Intel Xeon 5500 Focuses on Power Savings
Intel's news Xeon 5500 processor (Nehalem EP) was launched yesterday, and touted as a historic leap forward in power and energy efficiency.
March 31, 2009
intelxeon5500
Patrick Gelsinger, Intel senior vice president, holds up a wafer containing the new Intel Xeon 5500 series processors.
Intel's news Xeon 5500 processor (Nehalem EP) was launched yesterday, and touted as a historic leap forward in power and energy efficiency. Each processor features four cores and automated energy efficiency enhancements, providing users with greater control of their energy expenditures. Intel says the Xeon 5500 features a processor idle power level of only 10 watts, enabling a 50 percent reduction in system idle power compared to the previous generation. New integrated power gates allow idle cores to power down independently.
The Intel Xeon processor 5500 series also offers up to 15 automated operating states, allowing significant improvements in chip power management by adjusting system power consumption based on real-time throughput. Intel says these features can allow customers who replace older Intel Xeon servers with the 5500 series to recoup their costs in as little as 8 months.

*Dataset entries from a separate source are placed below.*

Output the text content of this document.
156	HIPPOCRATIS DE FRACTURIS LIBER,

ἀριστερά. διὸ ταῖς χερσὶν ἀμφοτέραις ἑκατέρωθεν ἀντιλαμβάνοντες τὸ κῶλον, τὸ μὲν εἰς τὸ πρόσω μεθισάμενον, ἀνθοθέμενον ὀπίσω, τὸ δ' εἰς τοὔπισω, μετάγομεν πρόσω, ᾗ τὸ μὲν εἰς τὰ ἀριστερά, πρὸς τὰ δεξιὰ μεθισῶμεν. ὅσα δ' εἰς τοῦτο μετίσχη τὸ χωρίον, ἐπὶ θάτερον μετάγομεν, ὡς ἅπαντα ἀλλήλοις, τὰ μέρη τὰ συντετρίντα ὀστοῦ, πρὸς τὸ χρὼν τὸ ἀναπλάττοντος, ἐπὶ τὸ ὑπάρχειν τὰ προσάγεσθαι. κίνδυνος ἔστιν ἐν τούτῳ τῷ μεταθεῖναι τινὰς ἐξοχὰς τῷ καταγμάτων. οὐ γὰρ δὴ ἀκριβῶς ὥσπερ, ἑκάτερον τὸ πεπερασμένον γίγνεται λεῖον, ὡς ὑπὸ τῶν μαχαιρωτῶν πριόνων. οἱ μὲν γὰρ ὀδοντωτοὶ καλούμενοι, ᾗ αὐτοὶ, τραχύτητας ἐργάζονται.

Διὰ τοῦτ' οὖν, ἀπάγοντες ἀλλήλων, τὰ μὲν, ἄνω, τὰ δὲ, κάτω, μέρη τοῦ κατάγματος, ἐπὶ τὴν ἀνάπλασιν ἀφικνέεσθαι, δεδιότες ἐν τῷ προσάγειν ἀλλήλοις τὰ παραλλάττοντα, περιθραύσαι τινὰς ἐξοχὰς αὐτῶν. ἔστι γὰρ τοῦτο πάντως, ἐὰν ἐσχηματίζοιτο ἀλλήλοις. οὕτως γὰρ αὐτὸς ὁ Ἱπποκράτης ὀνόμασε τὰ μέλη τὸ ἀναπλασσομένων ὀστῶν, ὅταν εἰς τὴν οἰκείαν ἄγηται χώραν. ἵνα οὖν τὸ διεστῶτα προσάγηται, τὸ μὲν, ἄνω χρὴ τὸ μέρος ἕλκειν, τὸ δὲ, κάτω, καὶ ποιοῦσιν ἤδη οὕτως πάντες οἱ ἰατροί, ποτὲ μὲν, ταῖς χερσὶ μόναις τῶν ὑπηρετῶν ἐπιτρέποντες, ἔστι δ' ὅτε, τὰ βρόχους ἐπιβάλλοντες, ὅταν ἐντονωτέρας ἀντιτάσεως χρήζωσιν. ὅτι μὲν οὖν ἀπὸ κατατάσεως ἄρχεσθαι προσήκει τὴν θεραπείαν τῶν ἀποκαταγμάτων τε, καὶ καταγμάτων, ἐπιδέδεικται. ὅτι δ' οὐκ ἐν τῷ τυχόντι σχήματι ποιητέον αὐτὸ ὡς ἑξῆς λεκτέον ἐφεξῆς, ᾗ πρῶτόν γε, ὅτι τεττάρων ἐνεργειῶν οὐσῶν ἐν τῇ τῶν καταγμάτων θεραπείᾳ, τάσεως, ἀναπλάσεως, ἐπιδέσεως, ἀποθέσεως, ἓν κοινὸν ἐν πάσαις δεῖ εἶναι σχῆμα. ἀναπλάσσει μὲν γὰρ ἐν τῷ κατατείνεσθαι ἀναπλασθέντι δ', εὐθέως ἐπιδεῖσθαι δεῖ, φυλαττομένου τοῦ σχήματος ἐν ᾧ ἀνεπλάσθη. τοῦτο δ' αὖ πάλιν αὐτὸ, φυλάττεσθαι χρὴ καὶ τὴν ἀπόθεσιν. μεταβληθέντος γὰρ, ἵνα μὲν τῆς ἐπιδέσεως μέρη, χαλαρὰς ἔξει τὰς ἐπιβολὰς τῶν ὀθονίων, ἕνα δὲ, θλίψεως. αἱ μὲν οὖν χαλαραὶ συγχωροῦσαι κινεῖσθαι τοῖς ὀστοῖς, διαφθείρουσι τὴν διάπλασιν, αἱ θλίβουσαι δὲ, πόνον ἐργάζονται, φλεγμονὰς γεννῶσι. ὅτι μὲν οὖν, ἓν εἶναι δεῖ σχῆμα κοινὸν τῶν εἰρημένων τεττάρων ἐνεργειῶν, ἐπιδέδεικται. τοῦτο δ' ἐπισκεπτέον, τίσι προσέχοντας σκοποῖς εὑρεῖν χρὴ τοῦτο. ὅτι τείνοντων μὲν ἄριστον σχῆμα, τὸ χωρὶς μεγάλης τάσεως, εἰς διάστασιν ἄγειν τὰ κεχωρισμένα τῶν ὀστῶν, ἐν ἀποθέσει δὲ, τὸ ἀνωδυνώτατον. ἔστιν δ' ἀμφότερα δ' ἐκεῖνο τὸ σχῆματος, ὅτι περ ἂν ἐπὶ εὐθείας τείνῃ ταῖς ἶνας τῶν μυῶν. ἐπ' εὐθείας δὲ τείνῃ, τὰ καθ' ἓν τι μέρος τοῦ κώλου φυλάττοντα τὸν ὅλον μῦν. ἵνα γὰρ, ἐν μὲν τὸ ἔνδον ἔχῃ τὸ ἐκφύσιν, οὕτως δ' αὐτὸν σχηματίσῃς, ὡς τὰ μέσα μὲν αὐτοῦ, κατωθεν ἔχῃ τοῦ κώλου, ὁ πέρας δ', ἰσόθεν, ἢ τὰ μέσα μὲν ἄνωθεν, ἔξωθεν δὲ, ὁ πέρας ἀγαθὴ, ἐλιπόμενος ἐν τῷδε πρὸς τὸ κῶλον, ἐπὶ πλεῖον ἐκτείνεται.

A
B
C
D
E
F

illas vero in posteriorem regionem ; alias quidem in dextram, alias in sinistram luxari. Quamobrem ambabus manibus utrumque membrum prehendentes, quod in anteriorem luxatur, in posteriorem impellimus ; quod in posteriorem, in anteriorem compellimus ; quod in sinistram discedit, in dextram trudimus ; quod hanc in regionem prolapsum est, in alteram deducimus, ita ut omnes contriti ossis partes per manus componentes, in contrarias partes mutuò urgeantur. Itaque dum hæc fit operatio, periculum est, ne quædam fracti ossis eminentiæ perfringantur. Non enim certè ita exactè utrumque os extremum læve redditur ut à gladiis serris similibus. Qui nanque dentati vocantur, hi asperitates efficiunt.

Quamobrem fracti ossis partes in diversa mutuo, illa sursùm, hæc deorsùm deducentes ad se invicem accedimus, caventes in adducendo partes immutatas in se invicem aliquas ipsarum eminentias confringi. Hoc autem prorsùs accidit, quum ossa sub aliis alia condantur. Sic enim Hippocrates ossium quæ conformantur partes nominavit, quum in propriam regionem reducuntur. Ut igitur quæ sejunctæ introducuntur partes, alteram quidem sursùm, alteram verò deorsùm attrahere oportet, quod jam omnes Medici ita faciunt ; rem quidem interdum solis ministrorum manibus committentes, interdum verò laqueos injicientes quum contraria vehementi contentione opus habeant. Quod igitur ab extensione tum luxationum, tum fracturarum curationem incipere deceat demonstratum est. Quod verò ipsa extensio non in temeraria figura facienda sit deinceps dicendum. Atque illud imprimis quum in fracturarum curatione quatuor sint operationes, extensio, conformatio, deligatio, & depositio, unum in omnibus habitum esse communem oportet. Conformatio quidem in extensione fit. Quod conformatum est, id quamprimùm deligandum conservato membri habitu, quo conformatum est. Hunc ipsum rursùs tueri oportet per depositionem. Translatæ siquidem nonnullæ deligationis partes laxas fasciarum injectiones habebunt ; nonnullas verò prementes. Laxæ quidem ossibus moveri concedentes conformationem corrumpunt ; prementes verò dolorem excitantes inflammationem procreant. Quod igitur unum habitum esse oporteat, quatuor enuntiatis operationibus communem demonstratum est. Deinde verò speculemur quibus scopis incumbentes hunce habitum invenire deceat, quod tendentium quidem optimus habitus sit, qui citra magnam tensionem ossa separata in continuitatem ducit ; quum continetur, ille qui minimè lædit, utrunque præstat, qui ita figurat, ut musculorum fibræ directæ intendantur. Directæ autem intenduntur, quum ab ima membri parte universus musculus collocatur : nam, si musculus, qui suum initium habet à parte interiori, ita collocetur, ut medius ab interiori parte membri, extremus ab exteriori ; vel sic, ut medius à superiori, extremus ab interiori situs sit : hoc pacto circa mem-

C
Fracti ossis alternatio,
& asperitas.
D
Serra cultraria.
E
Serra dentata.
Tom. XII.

Here's our roundup of analysis and commentary about the Xeon 500 launch:
Why You Should Care About Intel's New Server Chip: A high-level overview from GigaOm, offering three areas where Nehalem changes the game.
Intel Showcases 'Transformational' Nehalem: The Register notes the energy advances, but also the fact that Intel has been slow to focus on low-power chips. "The Nehalem EP chip is exactly the high-volume, high-performance, energy-efficient chip that should have been launched years ago, not today," writes Timothy Morgan.

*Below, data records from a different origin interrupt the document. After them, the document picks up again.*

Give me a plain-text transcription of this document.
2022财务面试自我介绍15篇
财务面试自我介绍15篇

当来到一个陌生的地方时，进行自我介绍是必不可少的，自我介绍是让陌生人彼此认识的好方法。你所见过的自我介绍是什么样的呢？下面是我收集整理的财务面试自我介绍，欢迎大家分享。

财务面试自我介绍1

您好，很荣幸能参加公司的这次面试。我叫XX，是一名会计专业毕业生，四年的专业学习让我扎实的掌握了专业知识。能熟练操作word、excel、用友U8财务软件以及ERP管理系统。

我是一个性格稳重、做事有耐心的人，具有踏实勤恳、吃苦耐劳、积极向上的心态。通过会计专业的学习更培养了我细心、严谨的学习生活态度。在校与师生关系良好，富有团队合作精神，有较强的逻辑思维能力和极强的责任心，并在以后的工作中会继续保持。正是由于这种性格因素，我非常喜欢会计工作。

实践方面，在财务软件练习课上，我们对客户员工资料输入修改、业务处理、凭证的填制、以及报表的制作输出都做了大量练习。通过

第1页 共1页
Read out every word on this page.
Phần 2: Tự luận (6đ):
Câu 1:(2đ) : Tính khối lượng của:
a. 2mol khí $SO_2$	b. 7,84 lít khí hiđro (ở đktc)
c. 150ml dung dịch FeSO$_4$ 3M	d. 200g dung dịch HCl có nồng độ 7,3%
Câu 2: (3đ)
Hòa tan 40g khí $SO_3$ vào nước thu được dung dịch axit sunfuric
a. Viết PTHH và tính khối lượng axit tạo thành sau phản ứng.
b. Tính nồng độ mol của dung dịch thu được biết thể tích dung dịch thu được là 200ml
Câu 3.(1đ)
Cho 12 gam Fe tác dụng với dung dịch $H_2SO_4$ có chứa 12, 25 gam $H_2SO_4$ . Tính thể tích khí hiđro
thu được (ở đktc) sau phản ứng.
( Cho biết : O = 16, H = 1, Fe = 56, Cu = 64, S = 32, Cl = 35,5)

At VentureBeat, Dean Takahashi notes that the Xeon 5500 is the latest round in the processor wars between Intel and AMD, which has its Istanbul chips with six cores coming later this year, and plans to launch a 12-core server chip in 2010.
Rebooting the Data Center: "The high performance provided by the Nehalem microprocessor architecture makes the chip more competitive with RISC based microprocessors such as Sun Microsystems SPARC and IBM's POWER microprocessors," writes Tom Foremski. "This represents a massive market opportunity."

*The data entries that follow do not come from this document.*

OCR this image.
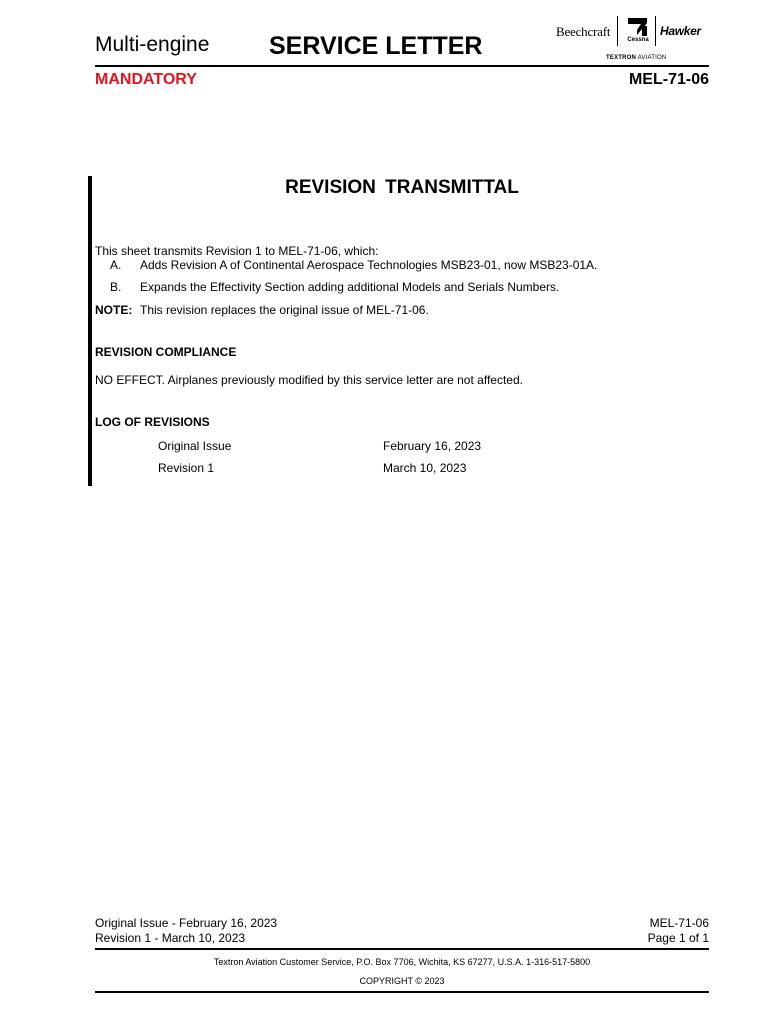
Multi-engine SERVICE LETTER
Beechcraft
Cessna
Hawker
TEXTRON AVIATION
MANDATORY	MEL-71-06
REVISION TRANSMITTAL
This sheet transmits Revision 1 to MEL-71-06, which:
A. Adds Revision A of Continental Aerospace Technologies MSB23-01, now MSB23-01A.
B. Expands the Effectivity Section adding additional Models and Serials Numbers.
NOTE: This revision replaces the original issue of MEL-71-06.
REVISION COMPLIANCE
NO EFFECT. Airplanes previously modified by this service letter are not affected.
LOG OF REVISIONS
Original Issue	February 16, 2023
Revision 1	March 10, 2023
Original Issue - February 16, 2023
Revision 1 - March 10, 2023
MEL-71-06
Page 1 of 1
Textron Aviation Customer Service, P.O. Box 7706, Wichita, KS 67277, U.S.A. 1-316-517-5800
COPYRIGHT © 2023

EE Times looked at the impact of the Xeon 5500 on the shift to 10 Gigabit Ethernet networking, noting that Intel used the launch to provide a first look at a new 10Gbit Ethernet controller supporting some FCoE functions in software.
TG Daily reminded readers that the Nehalem processors are already on the market. "Apple jumped the gun on March 3 by announcing a new Mac Pro that integrates the chip," the site notes. "Intel was not exactly happy that Apple did not care about any official launch dates, but still made every effort today to 'launch' the processor."